In spite of its positives, Cyberpunk 2077 was overpromised, launched in an unacceptable state on consoles, and was a hefty price. My mother even was concerned about it being taken off PlayStation after hearing about it on the main morning news.

Slowly but surely, CD Projekt RED has been rebuilding the strong will it has lost, either through tuning the game on both consoles and PCs to run more smoothly and feel better to allow you to experience the epic quests beneath without any technical issues or by building upon the best aspects of the game with rich graphics novels and a massive-budget anime tie-in.

What Cyberpunk 2077 has never had is a vibrant and distinct style that matches the tone and nature of the genre in general.

While watching Edgerunners, I am reminded of two other big cyberpunk name series that have been released recently: Ghost in the Shell: SAC_2045 and Blade Runner: Black Lotus. Both are terrible, absolutely terrible, thanks to the shoddy CGI animation that is a hindrance to any great story work the animators, writers, and world-builders would otherwise have done.

The Most Dangerous Game’s style of the plot of Black Lotus was definitely interesting. However, it was difficult to remain engaged because the characters all looked like posable bendy action figures.

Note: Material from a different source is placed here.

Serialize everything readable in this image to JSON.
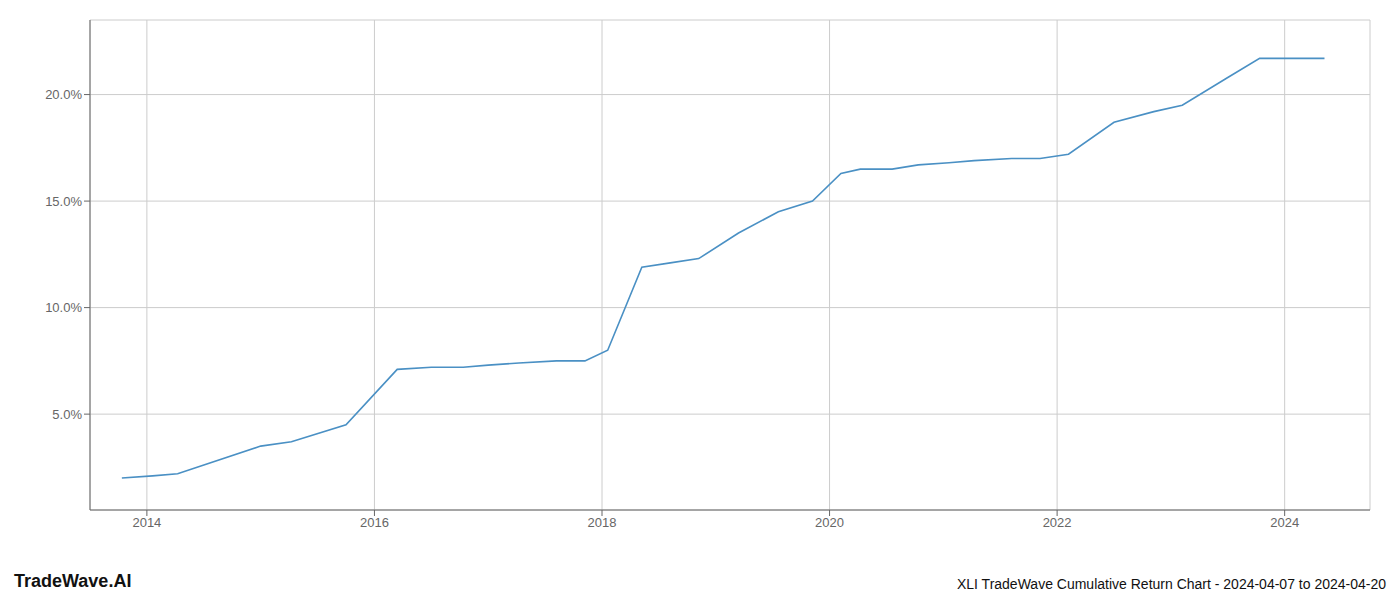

It was like two shows you only watched due to the names that were above the door and not the plastic and flat reality they were serving to you.

Edgerunners prevents this from happening and does so not just by having more effective animation but also due to being so tightly linked with Night City and everything you can discover within Cyberpunk 2077.

Then there’s the technology. From the series’ most iconic Sandevistan to Lucy’s arm cannon and Maine’s monowire, there’s a lot you can buy for V through their local Ripperdoc. There are also the places, regardless of whether they’re the Afterlife Bar, Jacked and Coke, or one of Night City’s most famous spots, where the action is taking place in a tangible location that you can visit and not just some vague somewhere. There are also those little details that pop up, such as the phone call chime that comes from the game and that Breach Protocol mini-game appearing when players hack into things – tiny features that can transform your ordinary UI into a world-building.

However, the most important thing isn’t that they appear in the show but that there are some original and fascinating things happening with them. They’re expanding the concept of them as devices that people utilize in bustling hubs within an urban environment, not elaborate set dressing or other nefarious devices.

This is where other shows fell apart for me. They were simply things with no cohesive world to them. Edgerunners is, unmistakably, Night City.

It’s obvious that Cyberpunk 2077 Edgerunners will always be an animated series, which means there is the standard (seemingly impossible to avoid) conventions. Its main protagonist is around 16 but is approximately 25, with an unclear timeline due to certain adult-oriented situations that take place. There’s a lot of blood and no explanation for sexuality, which means this isn’t a show to watch on watching on the big screen in your living room unless you enjoy answering the question, “why’s this woman naked?”

However, there’s plenty of blood and nakedness in the game, too as well on Altered Carbon and Akira and Dredd and Neuromancer and Total Recall and Count Zero and Robocop and pretty much every show or book about cyberpunk that’s ever been made (those are only the those I’ve seen or read recently) So, I suppose you could say that’s the kind of thing they were aiming for.

Whatever the case, Cyberpunk 2077: Edgerunners is among the top series I’ve seen in a long time, whether tie-in or not – and sets the bar for what I’d like to be able to see more of moving forward.